#4, Mars 2020
L’ESSAI
Reconquérir notre pouvoir pour soutenir l’innovation
Umme Sarah Hoque
Au-delà du changement, c’est à la pérennité des avancées qu’il faut veiller pour transformer durablement nos sociétés. Une victoire qu’on ne peut remporter que si notre engagement nous pousse à nous lier aux autres, sur les médias sociaux comme dans la vie, et se fonde sur une expérience partagée du monde.
Mon téléphone vibre. Comme j’attends un message d’une amie, je m’en saisis. J’ai un nouveau message :
« Salut Umme. C’est Susan, de [organisation]. Je voulais t’informer que nous organisons bientôt un bel événement près de chez toi. On s’y retrouve ? »
Je souris. Il me faut un instant pour déterminer s’il m’a été envoyé par une vraie personne, ou s’il s’agit d’un envoi automatisé.
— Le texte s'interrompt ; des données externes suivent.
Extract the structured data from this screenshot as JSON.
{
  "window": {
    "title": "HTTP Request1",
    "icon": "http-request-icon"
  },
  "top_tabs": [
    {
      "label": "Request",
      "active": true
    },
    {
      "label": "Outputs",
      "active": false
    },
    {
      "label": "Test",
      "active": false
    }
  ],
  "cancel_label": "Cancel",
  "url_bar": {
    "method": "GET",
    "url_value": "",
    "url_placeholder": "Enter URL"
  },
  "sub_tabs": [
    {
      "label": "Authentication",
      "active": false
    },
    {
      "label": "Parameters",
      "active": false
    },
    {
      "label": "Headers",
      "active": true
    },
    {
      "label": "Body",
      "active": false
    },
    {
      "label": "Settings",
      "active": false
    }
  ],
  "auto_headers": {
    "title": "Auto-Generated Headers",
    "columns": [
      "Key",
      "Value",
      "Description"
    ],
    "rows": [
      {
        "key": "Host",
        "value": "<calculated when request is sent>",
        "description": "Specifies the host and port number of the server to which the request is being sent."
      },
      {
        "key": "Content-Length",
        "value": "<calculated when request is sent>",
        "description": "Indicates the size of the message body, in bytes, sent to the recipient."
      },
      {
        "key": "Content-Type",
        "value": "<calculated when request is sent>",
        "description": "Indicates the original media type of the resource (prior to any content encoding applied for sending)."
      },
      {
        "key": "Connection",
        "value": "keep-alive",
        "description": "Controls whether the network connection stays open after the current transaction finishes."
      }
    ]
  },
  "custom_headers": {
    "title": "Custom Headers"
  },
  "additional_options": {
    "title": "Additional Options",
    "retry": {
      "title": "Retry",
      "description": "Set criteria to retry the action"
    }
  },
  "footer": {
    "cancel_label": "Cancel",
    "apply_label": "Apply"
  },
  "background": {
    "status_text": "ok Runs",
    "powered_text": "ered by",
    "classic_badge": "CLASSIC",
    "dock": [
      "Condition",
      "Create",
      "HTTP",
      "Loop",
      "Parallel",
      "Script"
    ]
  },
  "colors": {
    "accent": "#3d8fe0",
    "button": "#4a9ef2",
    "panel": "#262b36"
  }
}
La plupart des gens ne voient pas la différence, mais moi je sais: je travaille dans l’organisation numérique. Je sais aussi que l’expéditrice est probablement une bénévole en chair et en os, qui partage mes intérêts. Aussi, je réponds que je ne peux pas: je suis prise ce jour-là. Elle me relance rapidement: «Que fais-tu dans deux semaines?» Son organisation tient un autre événement à ce moment-là, et a besoin d’aide pour le préparer. Nous discutons un peu de ma vie, de sa campagne, comme de vieilles copines. Elle m’écrit d’un numéro de téléphone générique, et je suis persuadée qu’elle échange avec au moins 50 autres personnes en même temps. Pourtant, à la fin de notre brève conversation, ce texto est devenu celui d’une amie.
Vers la communication de pair à pair
La popularité croissante des messages textes personnalisés, le recours à des équipes de «texteurs» et la décentralisation des volontaires sont peut-être les manifestations les plus révélatrices de la transformation que subissent actuellement les communications à des fins militantes. De n’importe où dans le monde, une personne qui partage vos intérêts ou vos objectifs peut entrer en contact avec des alliés potentiels, par le biais de conversations bien réelles. Certes, il existe des scénarios fournis par la campagne ou l’organisation dirigeante à partir desquels les volontaires sont formés et qu’on leur demande de suivre. Mais les démarcheurs peuvent répondre à leurs interlocuteurs avec leurs propres mots. Ainsi, il est possible d’avoir des conversations plus ou moins approfondies avec eux, et d’établir un lien réel, quelle que soit la durée de l’échange. À l’avenir, les outils utilisés à cette fin pourraient changer—lorsque les agents conversationnels ou autres innovations technologiques prendront le dessus—mais ce type de communication et d’organisation resteront essentielles.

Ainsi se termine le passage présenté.